If you check, you will see that what I wrote was in relation to the excuses given by people for this behavior, and the people that they went into relationship with after the split.
Hi Allan,
Yes, I realize your article made reference to the reasons people gave for certain behavior. My reference was to the personal conversation you said you had with your wife about the people you knew who had had been divorced and chose similar partners to the first.
I recall my young niece once telling me that her father had used me as an example of what not to do when choosing a boyfriend/life partner. My marriage had ended in divorce! I didn’t have the heart to tell my niece of the exploits of her father - my brother.
There are many factors which play a part in the break down of relationships. Some people who remain in a long term relationship quite often fail to see their own dysfunctional state of affairs, and their way of coping, is to ignore their own problems. Choosing instead to focus on the flaws and mishaps in the personal relationships of others.

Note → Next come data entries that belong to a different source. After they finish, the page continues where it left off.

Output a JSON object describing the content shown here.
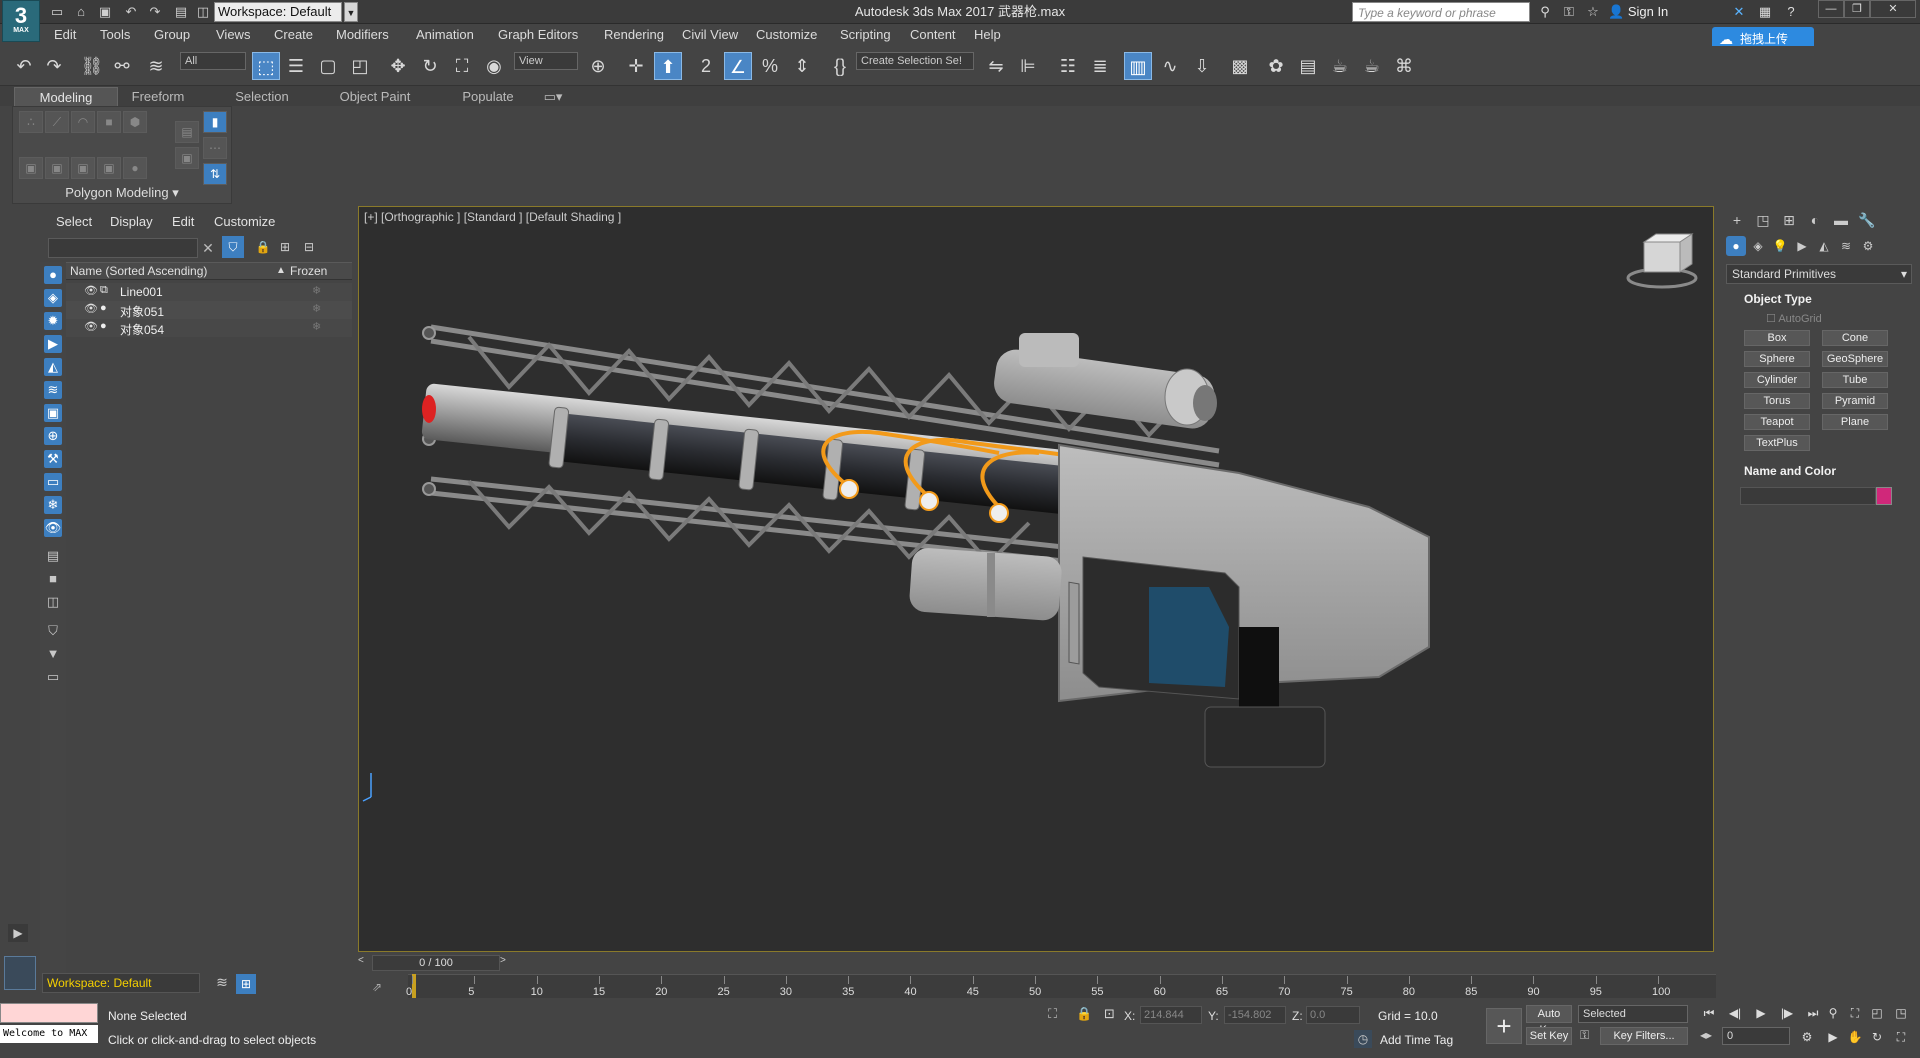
{
  "app": {
    "window_title": "Autodesk 3ds Max 2017    武器枪.max",
    "logo_text": "3",
    "logo_sub": "MAX",
    "workspace": "Workspace: Default",
    "search_placeholder": "Type a keyword or phrase",
    "sign_in": "Sign In",
    "upload_button": "拖拽上传"
  },
  "menu": [
    "Edit",
    "Tools",
    "Group",
    "Views",
    "Create",
    "Modifiers",
    "Animation",
    "Graph Editors",
    "Rendering",
    "Civil View",
    "Customize",
    "Scripting",
    "Content",
    "Help"
  ],
  "toolbar": {
    "selection_filter": "All",
    "ref_coord": "View",
    "named_sel": "Create Selection Se!"
  },
  "ribbon": {
    "tabs": [
      "Modeling",
      "Freeform",
      "Selection",
      "Object Paint",
      "Populate"
    ],
    "active_tab": "Modeling",
    "panel_label": "Polygon Modeling"
  },
  "scene_explorer": {
    "menus": [
      "Select",
      "Display",
      "Edit",
      "Customize"
    ],
    "col_name": "Name (Sorted Ascending)",
    "col_frozen": "Frozen",
    "rows": [
      {
        "name": "Line001"
      },
      {
        "name": "对象051"
      },
      {
        "name": "对象054"
      }
    ],
    "workspace_bottom": "Workspace: Default"
  },
  "viewport": {
    "label": "[+] [Orthographic ] [Standard ] [Default Shading ]"
  },
  "command_panel": {
    "category": "Standard Primitives",
    "object_type_title": "Object Type",
    "autogrid": "AutoGrid",
    "buttons": [
      "Box",
      "Cone",
      "Sphere",
      "GeoSphere",
      "Cylinder",
      "Tube",
      "Torus",
      "Pyramid",
      "Teapot",
      "Plane",
      "TextPlus"
    ],
    "name_color_title": "Name and Color",
    "object_color": "#d0287a"
  },
  "timeline": {
    "slider": "0 / 100",
    "ticks": [
      "0",
      "5",
      "10",
      "15",
      "20",
      "25",
      "30",
      "35",
      "40",
      "45",
      "50",
      "55",
      "60",
      "65",
      "70",
      "75",
      "80",
      "85",
      "90",
      "95",
      "100"
    ]
  },
  "status": {
    "listener_text": "Welcome to MAX",
    "selection": "None Selected",
    "hint": "Click or click-and-drag to select objects",
    "x_label": "X:",
    "x_value": "214.844",
    "y_label": "Y:",
    "y_value": "-154.802",
    "z_label": "Z:",
    "z_value": "0.0",
    "grid": "Grid = 10.0",
    "add_time_tag": "Add Time Tag",
    "auto_key": "Auto Key",
    "set_key": "Set Key",
    "key_mode": "Selected",
    "key_filters": "Key Filters...",
    "frame": "0"
  }
}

By the way, about choosing a new partner with similar bad traits as a former partner. Repeated poor choice, quite often has to do with an individual who has been the child of an abusive parent(s) which result in low self esteem. The resultant low self esteem, stemming from a dysfunctional childhood (often in a two parent family) can go unrecognized during a persons life time.
Kind regards.
I’m sorry about your marriage ending in divorce, it would be a hard thing to have to endure.
It’s only natural that I would share with my wife about this as she knows my past, is part of my present, as well as my future.
Just a note: The purpose of my articles is to have discussions so that people can add their own opinions and read those of others.